I found the Lao people to be the most fascinating part of traveling through Laos. I was happily surprised to see how rich their culture was and how so many people were still living according to their old traditions.
Laos is NOT known as the land of smiles, but the people here are still so special, and very genuine in their own way.
Below are 5 things that sum up my experience with the Lao people – and just to make sure, these are not facts but my own perception and experience from spending 3 weeks there.
1. Men Are Very Homely
It was a very common sight to see men of all ages carrying around babies on their backs and in their arms, feeding them, hushing them to sleep and just general baby sitting – without the mother in sight.
They really took time with their kids and gave them attention, playing with them.
They also seemed very interested in other people’s kids, always toddling with the babies when sharing a songtheaw (bus á la tuk tuk style) ride.
2. The Kids Are The Most Adorable I’ve Ever Met
I’ve never met so many kids in a country who shyly whisper or loudly yell ‘hello’ to you from the street, river, moped or home.
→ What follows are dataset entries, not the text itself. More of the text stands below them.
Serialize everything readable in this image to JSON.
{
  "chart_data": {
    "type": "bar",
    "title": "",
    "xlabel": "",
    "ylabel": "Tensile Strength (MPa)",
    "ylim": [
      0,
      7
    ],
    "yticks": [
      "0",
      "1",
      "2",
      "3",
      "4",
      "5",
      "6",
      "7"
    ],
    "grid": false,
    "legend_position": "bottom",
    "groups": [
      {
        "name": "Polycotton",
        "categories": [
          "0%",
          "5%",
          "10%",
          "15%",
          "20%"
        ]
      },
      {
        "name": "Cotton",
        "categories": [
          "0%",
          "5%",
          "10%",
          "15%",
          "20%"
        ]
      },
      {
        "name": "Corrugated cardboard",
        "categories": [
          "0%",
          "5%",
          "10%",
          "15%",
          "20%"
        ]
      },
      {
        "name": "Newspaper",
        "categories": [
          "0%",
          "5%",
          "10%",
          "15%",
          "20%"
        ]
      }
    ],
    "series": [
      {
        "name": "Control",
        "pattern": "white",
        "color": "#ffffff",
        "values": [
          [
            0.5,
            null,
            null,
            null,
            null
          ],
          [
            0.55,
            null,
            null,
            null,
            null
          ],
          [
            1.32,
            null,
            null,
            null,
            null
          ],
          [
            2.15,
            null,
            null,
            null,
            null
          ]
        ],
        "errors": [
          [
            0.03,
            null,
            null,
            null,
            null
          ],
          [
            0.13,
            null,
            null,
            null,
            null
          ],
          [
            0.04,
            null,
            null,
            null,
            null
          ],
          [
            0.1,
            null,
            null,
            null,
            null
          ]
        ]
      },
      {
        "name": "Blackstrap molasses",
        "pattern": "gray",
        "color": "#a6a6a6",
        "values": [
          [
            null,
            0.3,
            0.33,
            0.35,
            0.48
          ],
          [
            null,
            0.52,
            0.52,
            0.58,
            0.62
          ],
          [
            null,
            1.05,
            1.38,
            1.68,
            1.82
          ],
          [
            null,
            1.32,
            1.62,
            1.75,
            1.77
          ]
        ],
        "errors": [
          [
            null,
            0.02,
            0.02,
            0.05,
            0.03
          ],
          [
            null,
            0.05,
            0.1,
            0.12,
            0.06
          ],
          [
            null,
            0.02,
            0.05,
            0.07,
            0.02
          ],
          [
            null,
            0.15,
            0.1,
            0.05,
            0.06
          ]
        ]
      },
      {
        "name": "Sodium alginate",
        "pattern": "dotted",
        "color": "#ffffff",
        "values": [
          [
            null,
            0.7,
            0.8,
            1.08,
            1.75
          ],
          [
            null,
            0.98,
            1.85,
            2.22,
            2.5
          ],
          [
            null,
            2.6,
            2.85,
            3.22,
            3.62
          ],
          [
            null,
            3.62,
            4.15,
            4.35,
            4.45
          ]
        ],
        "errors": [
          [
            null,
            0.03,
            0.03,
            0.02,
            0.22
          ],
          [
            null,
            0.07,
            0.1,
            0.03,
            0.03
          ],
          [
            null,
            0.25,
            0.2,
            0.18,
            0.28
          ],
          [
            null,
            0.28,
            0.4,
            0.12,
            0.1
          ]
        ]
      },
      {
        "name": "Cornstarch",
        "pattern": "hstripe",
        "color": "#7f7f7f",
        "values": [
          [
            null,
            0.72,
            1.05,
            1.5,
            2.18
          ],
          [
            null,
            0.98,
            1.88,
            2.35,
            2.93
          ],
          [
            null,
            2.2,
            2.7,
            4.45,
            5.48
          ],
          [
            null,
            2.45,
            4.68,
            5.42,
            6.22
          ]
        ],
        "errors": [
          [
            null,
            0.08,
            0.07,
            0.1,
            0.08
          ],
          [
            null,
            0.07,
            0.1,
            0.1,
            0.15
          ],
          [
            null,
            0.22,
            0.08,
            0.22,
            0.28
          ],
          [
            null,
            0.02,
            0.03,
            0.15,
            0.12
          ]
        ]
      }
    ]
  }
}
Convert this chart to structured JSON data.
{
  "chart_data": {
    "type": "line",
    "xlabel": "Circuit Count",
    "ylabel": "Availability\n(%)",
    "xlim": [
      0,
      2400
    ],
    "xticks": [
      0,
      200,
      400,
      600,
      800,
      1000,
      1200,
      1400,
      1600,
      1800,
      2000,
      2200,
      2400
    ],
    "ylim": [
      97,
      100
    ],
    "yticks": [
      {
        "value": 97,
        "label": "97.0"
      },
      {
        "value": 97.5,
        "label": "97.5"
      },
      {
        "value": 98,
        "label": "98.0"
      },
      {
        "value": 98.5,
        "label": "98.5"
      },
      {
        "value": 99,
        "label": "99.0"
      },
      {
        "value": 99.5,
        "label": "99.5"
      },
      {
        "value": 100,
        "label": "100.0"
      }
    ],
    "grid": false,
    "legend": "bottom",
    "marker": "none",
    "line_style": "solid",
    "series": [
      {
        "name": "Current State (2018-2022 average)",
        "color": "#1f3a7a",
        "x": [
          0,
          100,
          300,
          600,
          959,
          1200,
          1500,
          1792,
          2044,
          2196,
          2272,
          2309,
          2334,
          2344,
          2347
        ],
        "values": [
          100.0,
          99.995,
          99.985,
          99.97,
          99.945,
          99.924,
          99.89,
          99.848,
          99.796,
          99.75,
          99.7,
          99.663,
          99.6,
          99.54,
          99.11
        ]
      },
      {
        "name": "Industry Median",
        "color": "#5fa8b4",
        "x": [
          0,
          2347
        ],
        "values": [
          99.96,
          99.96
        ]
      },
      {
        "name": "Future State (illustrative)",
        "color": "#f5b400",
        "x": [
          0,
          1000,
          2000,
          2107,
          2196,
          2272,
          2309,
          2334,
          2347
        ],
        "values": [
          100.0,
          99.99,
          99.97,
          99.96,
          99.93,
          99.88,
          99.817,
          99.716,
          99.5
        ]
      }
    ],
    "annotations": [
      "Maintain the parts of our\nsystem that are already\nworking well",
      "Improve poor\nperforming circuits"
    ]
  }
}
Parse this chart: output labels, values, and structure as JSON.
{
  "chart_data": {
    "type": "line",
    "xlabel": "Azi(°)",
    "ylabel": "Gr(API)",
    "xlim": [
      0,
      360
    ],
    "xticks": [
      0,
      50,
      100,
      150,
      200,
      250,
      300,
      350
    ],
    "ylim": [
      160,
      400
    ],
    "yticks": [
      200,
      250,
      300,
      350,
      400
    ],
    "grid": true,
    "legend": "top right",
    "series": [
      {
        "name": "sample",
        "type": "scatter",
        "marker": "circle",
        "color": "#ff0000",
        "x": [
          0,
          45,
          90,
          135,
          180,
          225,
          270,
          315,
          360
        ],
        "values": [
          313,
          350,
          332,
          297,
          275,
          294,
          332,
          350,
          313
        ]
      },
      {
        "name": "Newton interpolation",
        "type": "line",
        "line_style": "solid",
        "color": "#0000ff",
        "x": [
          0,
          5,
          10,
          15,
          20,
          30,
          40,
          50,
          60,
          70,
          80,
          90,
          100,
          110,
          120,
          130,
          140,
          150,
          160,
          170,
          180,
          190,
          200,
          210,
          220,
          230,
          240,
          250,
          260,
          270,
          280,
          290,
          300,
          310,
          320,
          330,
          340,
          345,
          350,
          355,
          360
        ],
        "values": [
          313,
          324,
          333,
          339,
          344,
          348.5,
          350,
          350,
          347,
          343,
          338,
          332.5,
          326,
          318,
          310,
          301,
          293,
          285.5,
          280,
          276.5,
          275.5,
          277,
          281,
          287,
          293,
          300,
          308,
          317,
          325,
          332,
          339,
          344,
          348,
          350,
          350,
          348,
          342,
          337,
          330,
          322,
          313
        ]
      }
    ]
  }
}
They were so curious, and those who were brave enough – smiled, laughed and said hello to you over and over again until you were out of sight.
You cannot help but to smile and say hello back …
3. The Bus Drivers Have a Death Wish
When I mentioned the things I’ve learnt about Thai people someone asked why I didn’t mention the driving.
The Thai people are known for their careless driving, and the streets there were chaos, but at least the bus drivers had some common sense.
In Laos – they didn’t.
70 people in a 50 seat bus does not make sense, especially when you’re not using your breaks on the steep, windy mountain roads…
Chickens and roosters on the road? Who cares, they had it coming! Feathers were constantly sweeping past our windows … travel around Laos really isn’t for the faint-hearted!
4. They Want To Avoid Any And All Confrontation
It’s not the most obvious friendliness and they don’t take you in with open arms, they are more stand-offish. However, if you gain a little bit of trust, you will see that they’re actually very friendly people.
They are also, like the Thai people, afraid of confrontations.
Sometimes it’s really refreshing, other times it’s really frustrating, especially when you just want to get a straight answer to a question.
Their way of dealing with it is usually to laugh it off as a joke – which makes for a pretty funny and confusing situation. You might not get a straight answer, but you always leave with a confused smile on your face.
5. Women And Men Work Together
Usually women and men have their own places in which they work; but in Laos the roles are very mixed.
The men and women work together.
It’s not uncommon to see men standing in stalls cooking street food and banana pancakes, and women working the street as road workers.
Both women and men work on tea and coffee plantations, and they both take care of the family.
It seemed as though they did what they were best at, if the man cooked better food, he was the chef, and vice versa.
Have you been to Laos? Can you relate to my experience, and what did you learn about Lao people?